Cardiovascular disease remains the number one cause of death in the United States. While cholesterol has been implicated as a causal agent for this disease, it has been found that total cholesterol levels were found to be inadequate for predicting coronary heart disease (CHD.)
According to a recent article in Clinical Lab Products, researchers discovered that cholesterol was partitioned into several fractions based on density, which led to the recognition that a patient’s level of high-density lipoproteins (HDLs) is inversely proportional to the development of CHD, while the level of low-density lipoproteins (LDLs) is directly correlated to CHD. This has led to the development of methods for the routine assessment of HDL cholesterol, and the calculation of LDL cholesterol based on the Friedewald equation.
Since its discovery in 1963, Lipoprotein(a), Lp(a), has been identified as a risk factor for atherosclerotic diseases such as CHD and stroke. The article discusses several different testing approaches for Lp(a) in a patient sample, including immunoassay, electrophoresis, and ultracentrifugation.

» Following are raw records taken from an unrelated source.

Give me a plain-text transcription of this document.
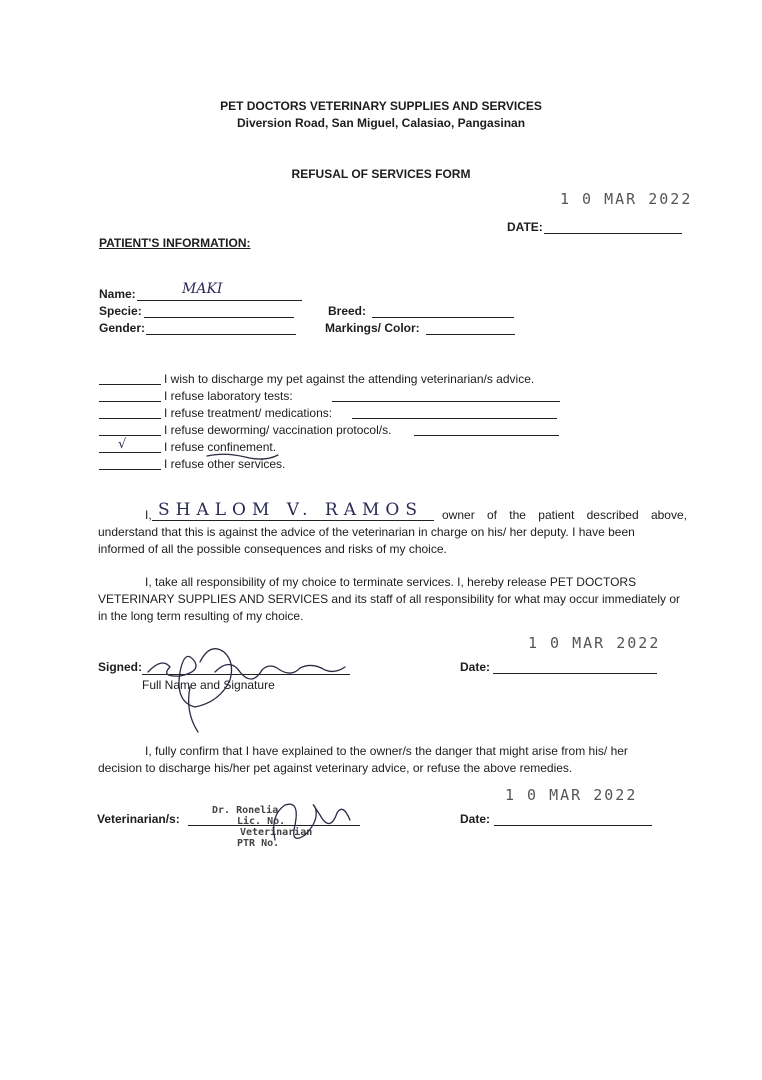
PET DOCTORS VETERINARY SUPPLIES AND SERVICES
Diversion Road, San Miguel, Calasiao, Pangasinan
REFUSAL OF SERVICES FORM
1 0 MAR 2022
DATE:
PATIENT'S INFORMATION:
Name:	MAKI
Specie:
Gender:
Breed:
Markings/ Color:
I wish to discharge my pet against the attending veterinarian/s advice.
I refuse laboratory tests:
I refuse treatment/ medications:
I refuse deworming/ vaccination protocol/s.
√	I refuse confinement.
I refuse other services.
I, SHALOM V. RAMOS owner of the patient described above,
understand that this is against the advice of the veterinarian in charge on his/ her deputy. I have been
informed of all the possible consequences and risks of my choice.
I, take all responsibility of my choice to terminate services. I, hereby release PET DOCTORS
VETERINARY SUPPLIES AND SERVICES and its staff of all responsibility for what may occur immediately or
in the long term resulting of my choice.
1 0 MAR 2022
Signed:
Full Name and Signature
Date:
I, fully confirm that I have explained to the owner/s the danger that might arise from his/ her
decision to discharge his/her pet against veterinary advice, or refuse the above remedies.
1 0 MAR 2022
Veterinarian/s:
Dr. Ronelia
Lic. No.
Veterinarian
PTR No.
Date:
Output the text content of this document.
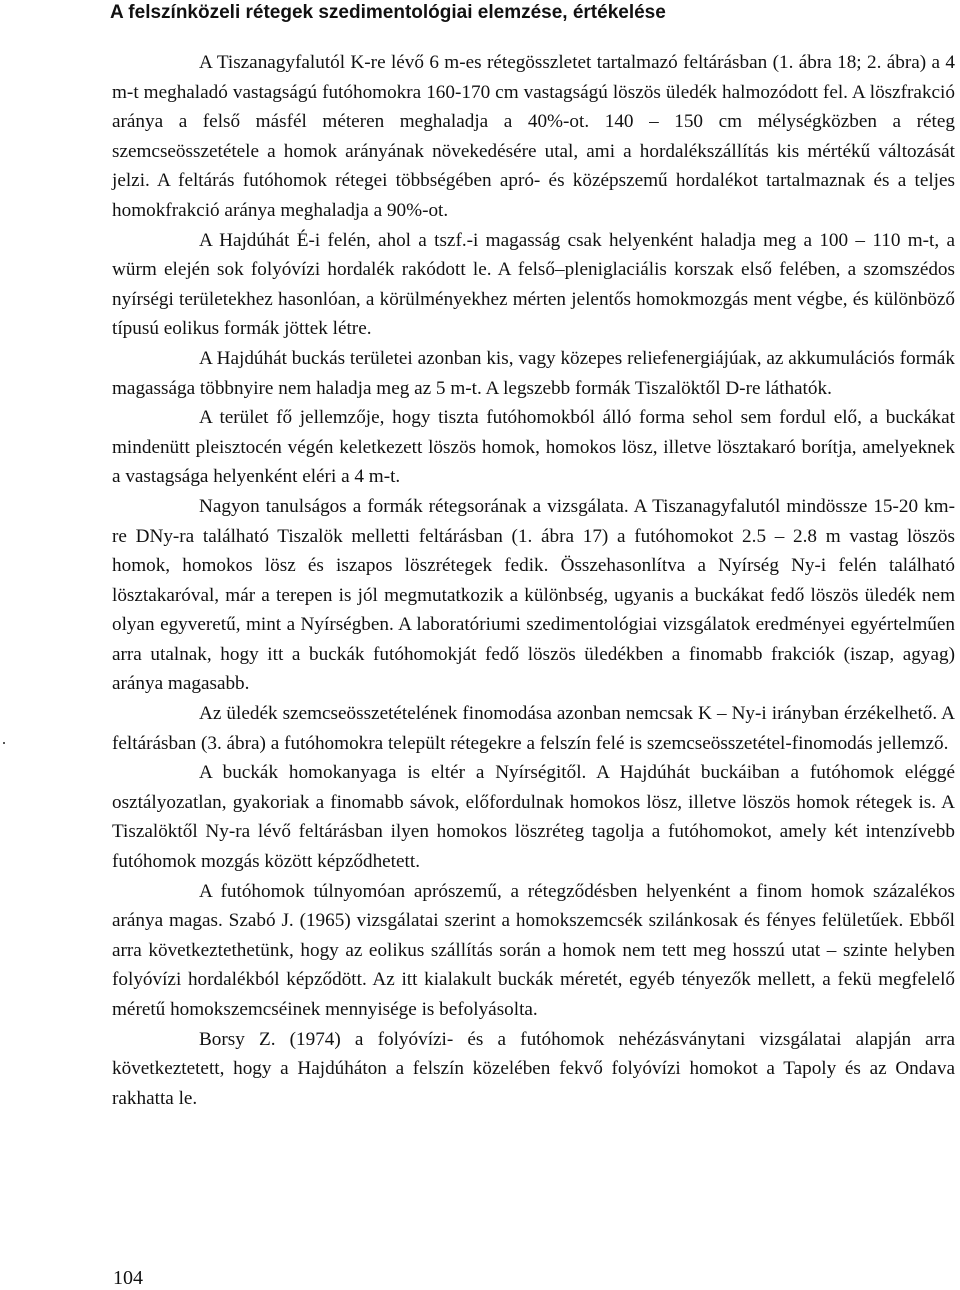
A felszínközeli rétegek szedimentológiai elemzése, értékelése

A Tiszanagyfalutól K-re lévő 6 m-es rétegösszletet tartalmazó feltárásban (1. ábra 18; 2. ábra) a 4 m-t meghaladó vastagságú futóhomokra 160-170 cm vastagságú löszös üledék halmozódott fel. A löszfrakció aránya a felső másfél méteren meghaladja a 40%-ot. 140 – 150 cm mélységközben a réteg szemcseösszetétele a homok arányának növekedésére utal, ami a hordalékszállítás kis mértékű változását jelzi. A feltárás futóhomok rétegei többségében apró- és középszemű hordalékot tartalmaznak és a teljes homokfrakció aránya meghaladja a 90%-ot.

A Hajdúhát É-i felén, ahol a tszf.-i magasság csak helyenként haladja meg a 100 – 110 m-t, a würm elején sok folyóvízi hordalék rakódott le. A felső–pleniglaciális korszak első felében, a szomszédos nyírségi területekhez hasonlóan, a körülményekhez mérten jelentős homokmozgás ment végbe, és különböző típusú eolikus formák jöttek létre.

A Hajdúhát buckás területei azonban kis, vagy közepes reliefenergiájúak, az akkumulációs formák magassága többnyire nem haladja meg az 5 m-t. A legszebb formák Tiszalöktől D-re láthatók.

A terület fő jellemzője, hogy tiszta futóhomokból álló forma sehol sem fordul elő, a buckákat mindenütt pleisztocén végén keletkezett löszös homok, homokos lösz, illetve lösztakaró borítja, amelyeknek a vastagsága helyenként eléri a 4 m-t.

Nagyon tanulságos a formák rétegsorának a vizsgálata. A Tiszanagyfalutól mindössze 15-20 km-re DNy-ra található Tiszalök melletti feltárásban (1. ábra 17) a futóhomokot 2.5 – 2.8 m vastag löszös homok, homokos lösz és iszapos löszrétegek fedik. Összehasonlítva a Nyírség Ny-i felén található lösztakaróval, már a terepen is jól megmutatkozik a különbség, ugyanis a buckákat fedő löszös üledék nem olyan egyveretű, mint a Nyírségben. A laboratóriumi szedimentológiai vizsgálatok eredményei egyértelműen arra utalnak, hogy itt a buckák futóhomokját fedő löszös üledékben a finomabb frakciók (iszap, agyag) aránya magasabb.

Az üledék szemcseösszetételének finomodása azonban nemcsak K – Ny-i irányban érzékelhető. A feltárásban (3. ábra) a futóhomokra települt rétegekre a felszín felé is szemcseösszetétel-finomodás jellemző.

A buckák homokanyaga is eltér a Nyírségitől. A Hajdúhát buckáiban a futóhomok eléggé osztályozatlan, gyakoriak a finomabb sávok, előfordulnak homokos lösz, illetve löszös homok rétegek is. A Tiszalöktől Ny-ra lévő feltárásban ilyen homokos löszréteg tagolja a futóhomokot, amely két intenzívebb futóhomok mozgás között képződhetett.

A futóhomok túlnyomóan aprószemű, a rétegződésben helyenként a finom homok százalékos aránya magas. Szabó J. (1965) vizsgálatai szerint a homokszemcsék szilánkosak és fényes felületűek. Ebből arra következtethetünk, hogy az eolikus szállítás során a homok nem tett meg hosszú utat – szinte helyben folyóvízi hordalékból képződött. Az itt kialakult buckák méretét, egyéb tényezők mellett, a fekü megfelelő méretű homokszemcséinek mennyisége is befolyásolta.

Borsy Z. (1974) a folyóvízi- és a futóhomok nehézásványtani vizsgálatai alapján arra következtetett, hogy a Hajdúháton a felszín közelében fekvő folyóvízi homokot a Tapoly és az Ondava rakhatta le.

104
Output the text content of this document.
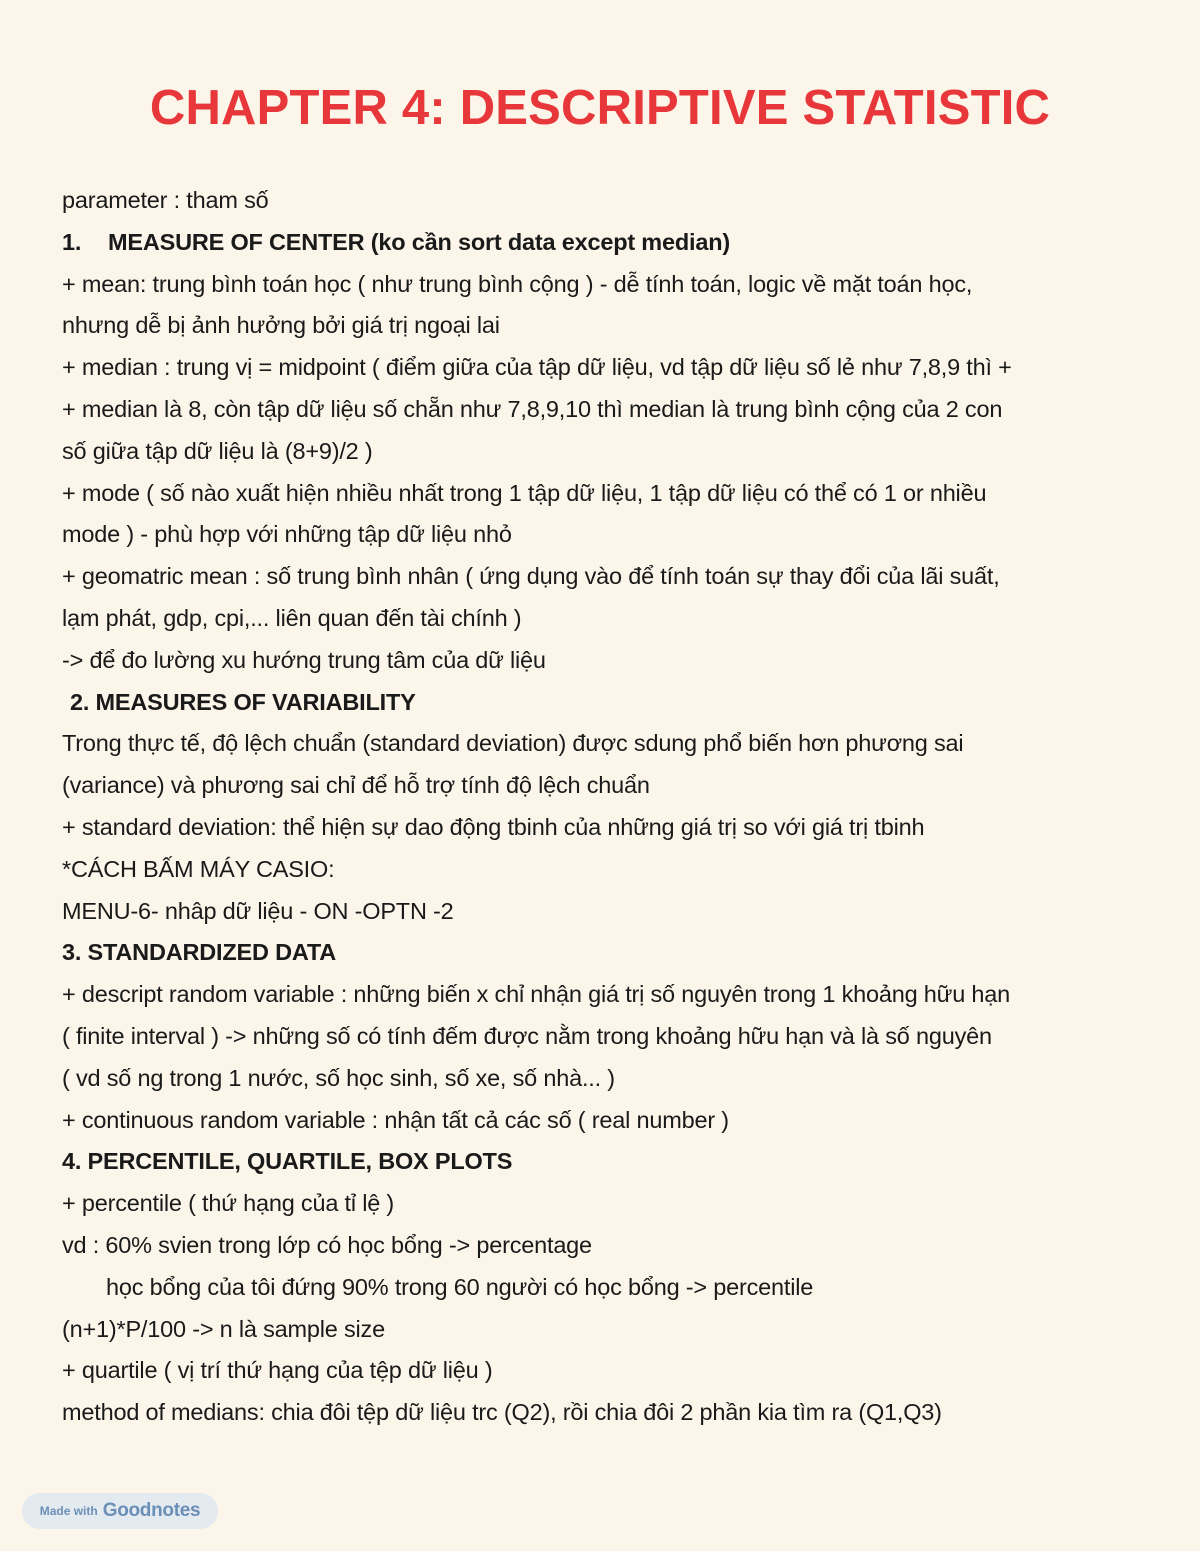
CHAPTER 4: DESCRIPTIVE STATISTIC
parameter : tham số
1. MEASURE OF CENTER (ko cần sort data except median)
+ mean: trung bình toán học ( như trung bình cộng ) - dễ tính toán, logic về mặt toán học,
nhưng dễ bị ảnh hưởng bởi giá trị ngoại lai
+ median : trung vị = midpoint ( điểm giữa của tập dữ liệu, vd tập dữ liệu số lẻ như 7,8,9 thì +
+ median là 8, còn tập dữ liệu số chẵn như 7,8,9,10 thì median là trung bình cộng của 2 con
số giữa tập dữ liệu là (8+9)/2 )
+ mode ( số nào xuất hiện nhiều nhất trong 1 tập dữ liệu, 1 tập dữ liệu có thể có 1 or nhiều
mode ) - phù hợp với những tập dữ liệu nhỏ
+ geomatric mean : số trung bình nhân ( ứng dụng vào để tính toán sự thay đổi của lãi suất,
lạm phát, gdp, cpi,... liên quan đến tài chính )
-> để đo lường xu hướng trung tâm của dữ liệu
2. MEASURES OF VARIABILITY
Trong thực tế, độ lệch chuẩn (standard deviation) được sdung phổ biến hơn phương sai
(variance) và phương sai chỉ để hỗ trợ tính độ lệch chuẩn
+ standard deviation: thể hiện sự dao động tbinh của những giá trị so với giá trị tbinh
*CÁCH BẤM MÁY CASIO:
MENU-6- nhâp dữ liệu - ON -OPTN -2
3. STANDARDIZED DATA
+ descript random variable : những biến x chỉ nhận giá trị số nguyên trong 1 khoảng hữu hạn
( finite interval ) -> những số có tính đếm được nằm trong khoảng hữu hạn và là số nguyên
( vd số ng trong 1 nước, số học sinh, số xe, số nhà... )
+ continuous random variable : nhận tất cả các số ( real number )
4. PERCENTILE, QUARTILE, BOX PLOTS
+ percentile ( thứ hạng của tỉ lệ )
vd : 60% svien trong lớp có học bổng -> percentage
học bổng của tôi đứng 90% trong 60 người có học bổng -> percentile
(n+1)*P/100 -> n là sample size
+ quartile ( vị trí thứ hạng của tệp dữ liệu )
method of medians: chia đôi tệp dữ liệu trc (Q2), rồi chia đôi 2 phần kia tìm ra (Q1,Q3)
Made with Goodnotes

Electrophoresis measures the cholesterol content. “Lp(a) migrates between VLDL and LDL on agarose gel,” says John O’Keefe, division manager for electrophoresis and immunodiagnostics at Helena Laboratories, Beaumont, Tex. “Users of Helena’s Spife system can determine the cholesterol content of HDL, LDL, VLDL, and Lp(a).”
Mayo Clinic in Rochester, Minn, uses Helena’s Spife system for the determination of Lp(a) levels.
According to Leslie Donato, Ph.D., co-director for cardiovascular laboratory medicine and for hospital clinical laboratory and point of care testing at the Mayo Clinic, “In conjunction with nuclear magnetic resonance (NMR), we can perform a comprehensive lipid profile."